Эскалатор, у подножья которого мы расположись, был в Москве в определенном смысле единственный. Он спускался не в метро, а на берег реки. И уже спустившись, можно было пойти вдоль набережной, а можно было войти на станцию «Ленинские горы», тоже уникальную – прямо на мосту. Она и сегодня сохранилась, хоть и перестроенная, а вот того эскалатора больше нет.

Он представлял собой отдельно стоящее сооружение, и к тому же там не было служителей: кататься на нем можно было абсолютно бесплатно. А пассажиров всегда было мало. Поэтому здесь ставились разнообразные эксперименты. Однажды мы с моим школьным другом Вовкой устроили там забег: решили подняться вверх по лестнице, едущей вниз. Мы побежали. Оказалось, что подниматься мы можем почти со скоростью соседнего – идущего вверх – эскалатора. Мы бежали, и все нам нравилось, и это даже было не слишком трудно. Пока не показался конец пути. Собственно, оставалось всего метров десять. И тут как будто к ногам привязали гири – мы бежали вперед, а дорожка увозила нас назад. Физически вроде бы трудней не стало, но нас охватило сначала недоумение, а потом едва ли не отчаяние. За сколько можно пробежать десяток метров? За пару секунд максимум. И вот ты бежишь, а пространство буквально растягивается перед тобой, и ты никак не можешь вырваться из этого бреда. Последние метры дались нам тяжело. Потом я многократно сталкивался с таким состоянием: когда завершение работы уже близко, и ты невольно говоришь: «Ну вот, почти конец», – в этот момент нельзя позволять себе думать о близком финале, нужно опустить глаза вниз и перебирать ногами все быстрее, нужно убедить себя, что процесс бесконечен, что конца не существует, тогда можно добежать до финиша. Иначе тебя снесет вниз, ты сползешь, как по песчаной осыпи. Тогда мы все-таки добежали. Но ведь мы были в отличной физической форме!

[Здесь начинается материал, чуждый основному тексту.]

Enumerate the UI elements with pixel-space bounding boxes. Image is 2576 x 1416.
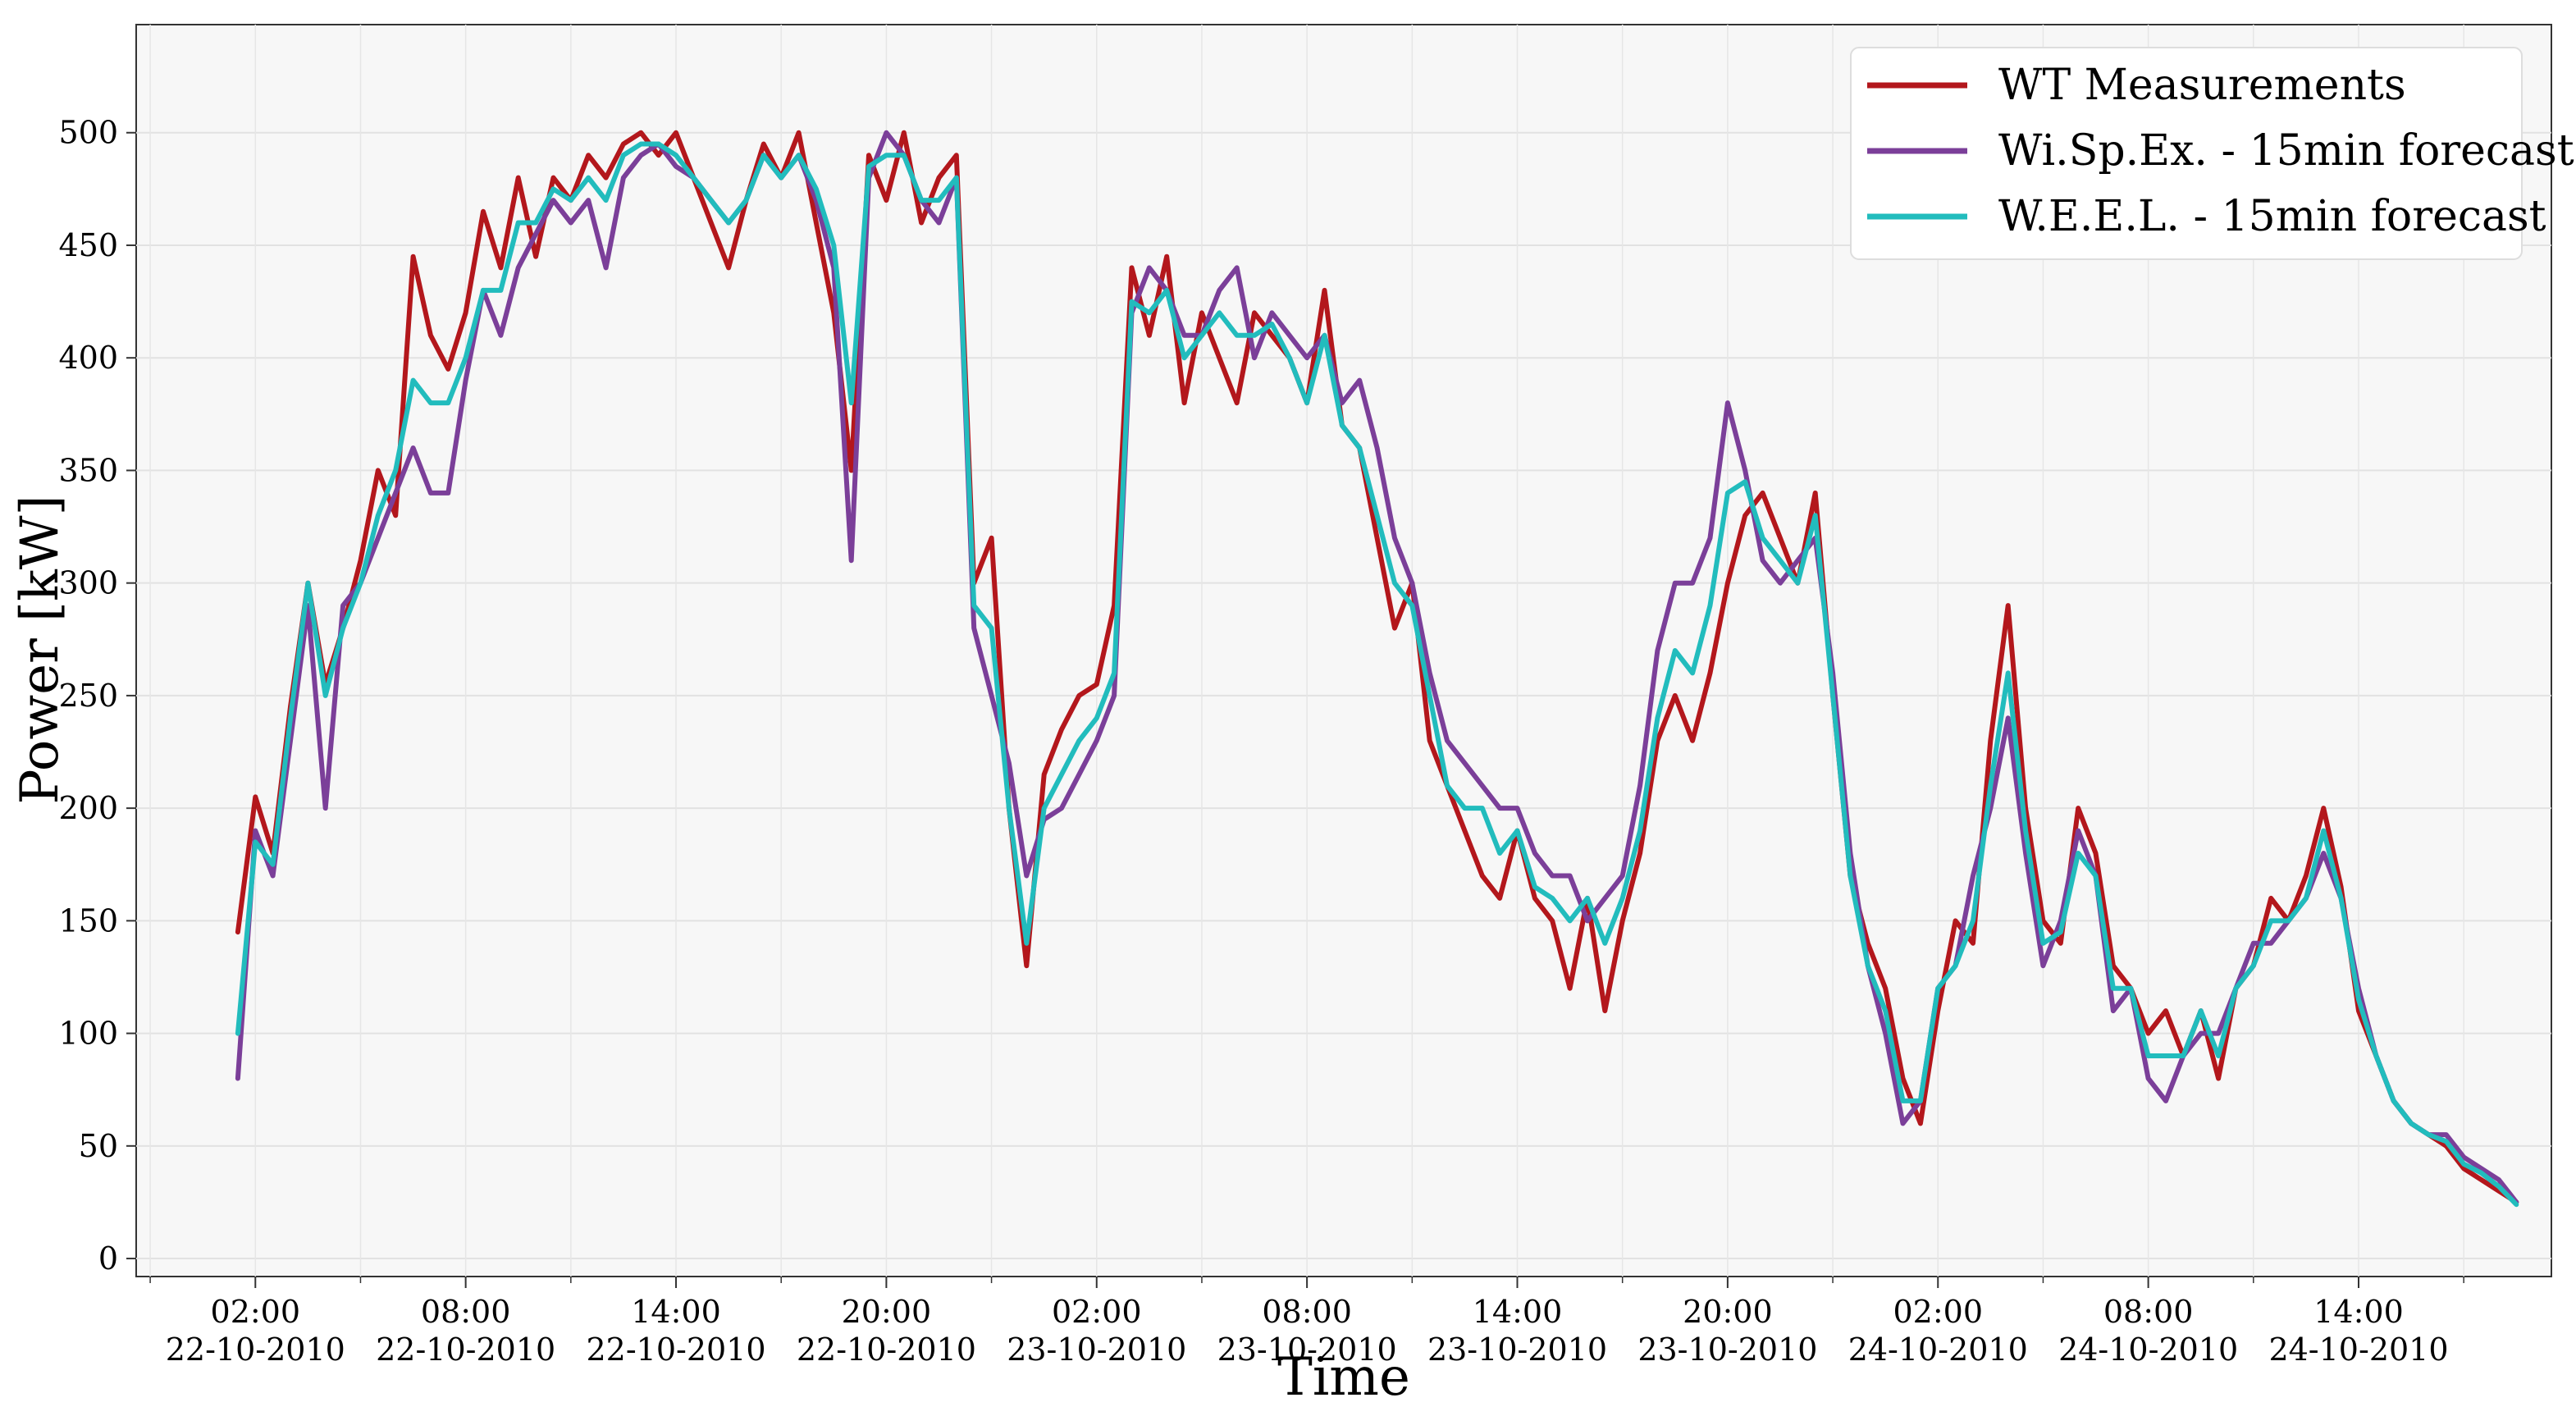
x-tick-date: 24-10-2010	[2058, 1331, 2238, 1368]
x-tick-time: 02:00	[1052, 1294, 1142, 1330]
x-tick-time: 08:00	[2103, 1294, 2194, 1330]
x-tick-date: 24-10-2010	[2268, 1331, 2448, 1368]
y-tick-label: 250	[58, 678, 118, 714]
y-tick-label: 0	[98, 1240, 118, 1277]
x-tick-date: 23-10-2010	[1217, 1331, 1397, 1368]
x-tick-date: 22-10-2010	[586, 1331, 765, 1368]
x-axis: 02:0022-10-201008:0022-10-201014:0022-10…	[149, 1277, 2464, 1368]
x-tick-date: 22-10-2010	[166, 1331, 345, 1368]
y-tick-label: 300	[58, 565, 118, 601]
legend-label: WT Measurements	[1998, 61, 2406, 110]
x-tick-time: 14:00	[631, 1294, 721, 1330]
x-axis-title: Time	[1277, 1347, 1410, 1408]
y-axis: 0 50 100 150 200 250 300 350 400 450 500	[58, 115, 136, 1277]
legend-label: W.E.E.L. - 15min forecast	[1998, 192, 2546, 241]
x-tick-date: 24-10-2010	[1848, 1331, 2028, 1368]
series-line-3	[235, 141, 2519, 1208]
y-axis-title: Power [kW]	[10, 495, 71, 804]
y-tick-label: 150	[58, 902, 118, 939]
x-tick-time: 14:00	[2313, 1294, 2404, 1330]
legend: WT Measurements Wi.Sp.Ex. - 15min forecas…	[1850, 47, 2574, 260]
x-tick-time: 20:00	[1683, 1294, 1773, 1330]
y-tick-label: 400	[58, 340, 118, 376]
y-tick-label: 200	[58, 790, 118, 826]
x-tick-date: 22-10-2010	[376, 1331, 555, 1368]
x-tick-date: 23-10-2010	[1637, 1331, 1817, 1368]
x-tick-time: 02:00	[211, 1294, 301, 1330]
x-tick-time: 20:00	[842, 1294, 932, 1330]
y-tick-label: 350	[58, 452, 118, 488]
x-tick-date: 23-10-2010	[1427, 1331, 1607, 1368]
series-group	[235, 130, 2519, 1208]
legend-label: Wi.Sp.Ex. - 15min forecast	[1998, 126, 2574, 176]
x-tick-time: 08:00	[1262, 1294, 1352, 1330]
x-tick-time: 02:00	[1893, 1294, 1983, 1330]
y-tick-label: 450	[58, 227, 118, 263]
x-tick-time: 14:00	[1473, 1294, 1563, 1330]
y-tick-label: 500	[58, 115, 118, 151]
x-tick-date: 22-10-2010	[797, 1331, 976, 1368]
y-tick-label: 50	[79, 1128, 118, 1164]
legend-box	[1850, 47, 2523, 260]
x-tick-time: 08:00	[421, 1294, 511, 1330]
x-tick-date: 23-10-2010	[1007, 1331, 1186, 1368]
y-tick-label: 100	[58, 1016, 118, 1052]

Минут через пятнадцать растираний мы с Аркашей настолько отогрелись, что смогли застегнуть пуговицы, завязать шнурки и все-таки встали на ноги. И я, не подумав, вспомнил о том забеге с другом Вовкой и поделился с другом Аркадием своим забавным воспоминанием. А он – нет предела совершенству – предложил тут же повторить бросок вверх по идущему вниз эскалатору. Правда, здравый смысл все-таки возобладал – мы, конечно, побежали, но по эскалатору, идущему вверх. И ближе к середине остановились, дыша как загнанные лошади, – сил уже не было, они остались в ледяной воде.

Победа была одержана. Мы возвращались домой на распухших ногах, живые и слегка ошарашенные собственной глупостью и храбростью.

В общаге мы сразу рухнули на кровати и уснули. Какой уж тут университет, какие занятия! Часа в два пополудни нас подняла Светка Кольцова. Оказывается, сосед, которого мы утром разбудили, с грохотом ввалившись в комнату, рассказал о наших подвигах. Он прокомментировал увиденное зрелище примерно так: «Эти бараны поморозили себе ноги и руки – они теперь и ходить не могут, и даже чай себе согреть. Ну не козлы?» Про чай – это было преувеличение, но передвигались мы действительно с большим трудом. У меня к тому же кровоточили порезанные льдом бедра. Светка нажарила котлет, принесла чайник, накормила нас, смазала йодом мои раны. И все время повторяла: «Идиоты! Какие же вы идиоты!» Других слов, чтобы по достоинству оценить наше мужество и решимость, у нее почему-то не нашлось. Но мы были горды. К вечеру о нашем героическом поступке знала вся общага. И мы славно отметили счастливое возвращение из ледового плена блаженной памяти портвейном «Кавказ».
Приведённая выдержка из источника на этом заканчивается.